No.137 Company, 16th October 1941, Dumfries, Scotland (having been transferred north one month before from St.Audries Bay Camp, Somerset). Five Other Ranks were discharged "under K.R. para 390 (XVIII)" (a paragraph of the King's Regulations, which defined rules for military personnel)  and transferred to the "Czech Flying Corps". Presumably this meant to the Czechoslovak squadrons in the RAF. Coincidentally, in still one of the best books on the subject of Czechoslovaks fighting with the western allies ('Na západní frontě' by Toman.Brod and Eduard Čejka, Naše Vojsko, Prague 1965) there is a photograph (opposite p369) of 19 men. The caption describes them as air gunners of the 311 Czechoslovak bomber squadron and states that the picture was taken in Dumfries in October 1941 (although the squadron was at that time based at East Wretham near Thetford in Norfolk). It also notes that in following actions 15 of them were killed, 2 captured and 2 injured.

No.93 Company, 19th January 1942, Redruth, Cornwall (also having spent time at St.Audries Bay Camp and nearby Liddimore Camp at Watchet during the previous year). The company commander visited working parties at Truro and St.Anthony, accompanied by Lt.Russell of Intelligence Corps who interviewed men of Czech nationality. Russell seems to have been promoted during the 7 months since his visit to No.165 Company.

There is also a lack of information about the disbandment of No.226 Company. There is no indication as to the destination for the majority of the 5 sections of men who proceeded to their postings on 9th October 1942 (approximately 85 men).
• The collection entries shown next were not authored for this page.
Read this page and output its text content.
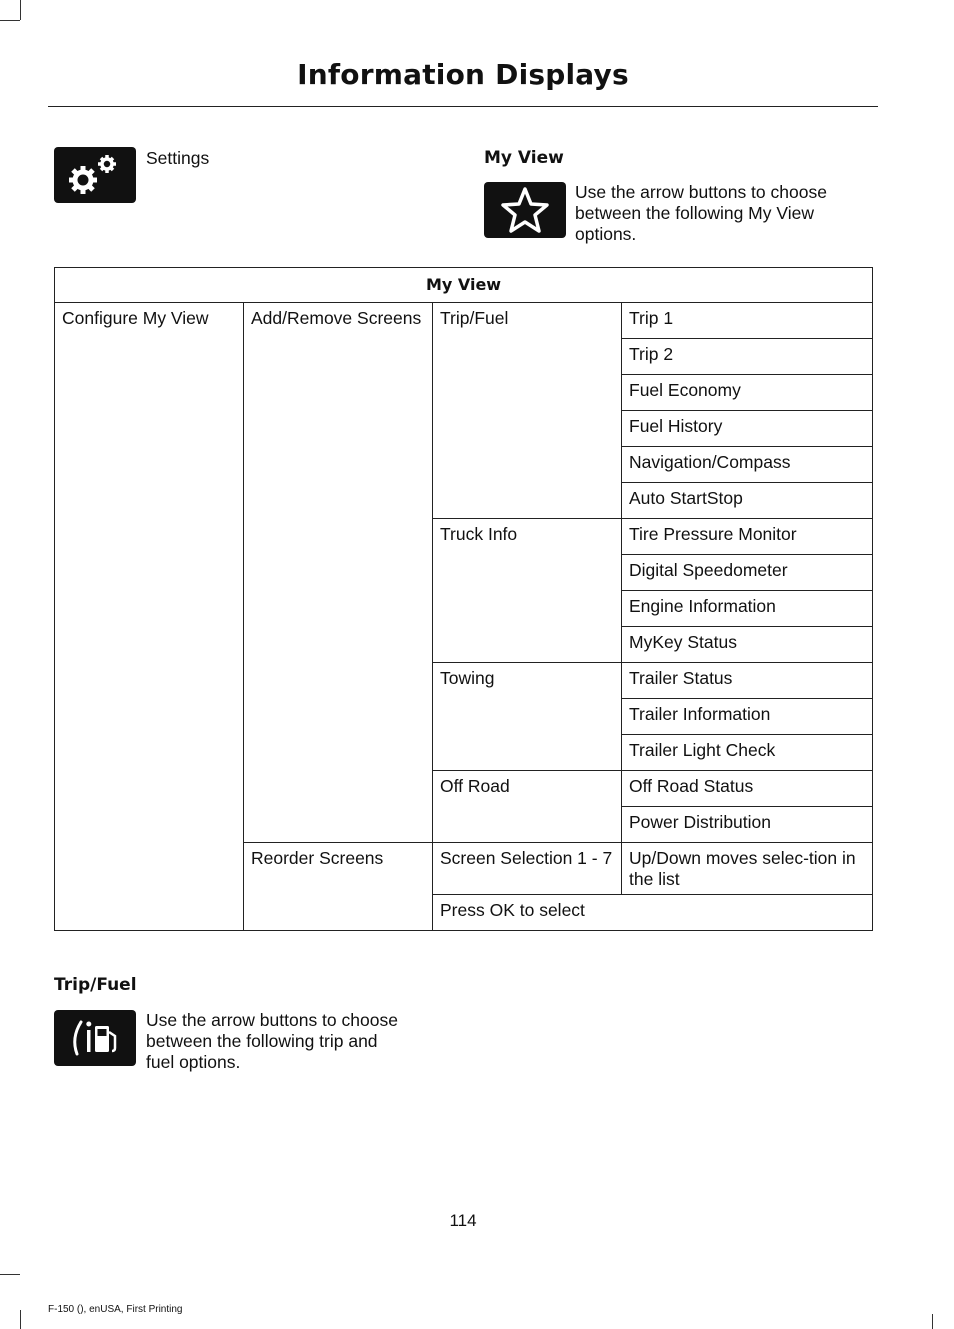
Information Displays
Settings	My View
Use the arrow buttons to choose
between the following My View
options.
My View			
Configure My View	Add/Remove Screens	Trip/Fuel	Trip 1
			Trip 2
			Fuel Economy
			Fuel History
			Navigation/Compass
			Auto StartStop
		Truck Info	Tire Pressure Monitor
			Digital Speedometer
			Engine Information
			MyKey Status
		Towing	Trailer Status
			Trailer Information
			Trailer Light Check
		Off Road	Off Road Status
			Power Distribution
	Reorder Screens	Screen Selection 1 - 7	Up/Down moves selec-tion in the list
		Press OK to select	
Trip/Fuel
Use the arrow buttons to choose
between the following trip and
fuel options.
114
F-150 (), enUSA, First Printing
Even with the 34 who refused to proceed there is confusion. It is stated in the records of No.226 Company that they, along with Major Cockeran, were to be posted to No.827 Company on 14th October 1942, but there is no note of their arrival in the records of this company.

However, records for 20 Group show that they were sent to this company, but that No.827 Company itself received instructions on 17th October to transfer to 31 Group Pioneer Corps and departed on 24th October for Woburn Sands. There is a note that it left behind 3 'unarmed' sections and one 'alien' section attached to No.86 Company Pioneer Corps. Records for this company show that Major Cockeran was posted to the unit on 22nd October (then based at Felixstowe but moving to Hutton near Brentwood on 10th November) and assumed command of it. There is no mention of any 'Aliens'. Perhaps it is just a coincidence that on 29th October 3 men (not identified) were sent from No.86 Company to the High Garrett POW camp.
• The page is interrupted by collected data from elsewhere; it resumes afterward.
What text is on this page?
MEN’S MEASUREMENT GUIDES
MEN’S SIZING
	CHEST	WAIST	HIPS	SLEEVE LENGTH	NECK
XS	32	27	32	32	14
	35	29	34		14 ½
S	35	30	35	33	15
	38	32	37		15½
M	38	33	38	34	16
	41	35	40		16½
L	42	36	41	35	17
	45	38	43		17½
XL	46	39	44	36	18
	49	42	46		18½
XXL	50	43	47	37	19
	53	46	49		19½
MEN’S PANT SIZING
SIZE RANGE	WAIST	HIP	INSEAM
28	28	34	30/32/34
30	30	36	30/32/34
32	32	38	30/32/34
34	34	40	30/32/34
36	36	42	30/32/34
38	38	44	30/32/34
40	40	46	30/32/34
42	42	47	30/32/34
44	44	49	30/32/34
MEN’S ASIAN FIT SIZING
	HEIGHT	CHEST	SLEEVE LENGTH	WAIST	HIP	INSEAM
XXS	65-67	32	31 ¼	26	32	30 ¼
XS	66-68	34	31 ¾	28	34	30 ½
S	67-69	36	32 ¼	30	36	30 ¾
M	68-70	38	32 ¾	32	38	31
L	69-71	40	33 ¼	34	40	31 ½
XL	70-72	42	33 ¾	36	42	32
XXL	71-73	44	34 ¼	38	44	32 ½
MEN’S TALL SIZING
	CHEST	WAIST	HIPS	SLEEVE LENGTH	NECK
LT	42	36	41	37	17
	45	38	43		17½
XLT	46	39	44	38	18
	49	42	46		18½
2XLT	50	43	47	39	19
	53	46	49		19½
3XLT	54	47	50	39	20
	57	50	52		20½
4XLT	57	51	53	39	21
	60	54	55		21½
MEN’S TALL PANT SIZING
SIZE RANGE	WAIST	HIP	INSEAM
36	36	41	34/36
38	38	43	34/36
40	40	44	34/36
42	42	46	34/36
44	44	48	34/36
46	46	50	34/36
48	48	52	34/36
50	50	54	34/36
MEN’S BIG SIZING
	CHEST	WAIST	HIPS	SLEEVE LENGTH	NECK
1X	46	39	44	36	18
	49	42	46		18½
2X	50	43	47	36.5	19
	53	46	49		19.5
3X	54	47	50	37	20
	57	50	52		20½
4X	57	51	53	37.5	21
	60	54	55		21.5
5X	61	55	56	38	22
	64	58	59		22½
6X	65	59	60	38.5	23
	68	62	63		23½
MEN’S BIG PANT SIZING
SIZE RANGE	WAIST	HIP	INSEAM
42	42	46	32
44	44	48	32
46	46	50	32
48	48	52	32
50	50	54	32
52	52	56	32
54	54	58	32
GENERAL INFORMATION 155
Back in the records of 20 Group there is a note that on 28th October Lt.Col. Baber visited a detachment at Clacton, then proceeded to Great Holland to see an "Alien detachment" attached to No.86 Company for camp construction. After that there is no identifiable mention of these men in the records of 20 Group, No.86 Company, or No.827 Company. The closest is a reference to a half-section being moved from "C.S.D. Romford to I.A.D. Shoeburyness (Ex attached 827 Coy personnel)" on 23rd November, then on 19th December the half section being moved from Shoeburyness to Purfleet.

Although 150 men certainly returned to the Czechoslovak Brigade, possibly 5 went to the Czechoslovak squadrons in the RAF, and perhaps 16 were transferred to REME, the other 290 men who joined in the autumn of 1940 seem to 'disappear' in the records of the Pioneer Corps (170 'missing' by mid-September 1942 plus approximately 120 forming the 5 sections of No.226 Company when it was disbanded a month later).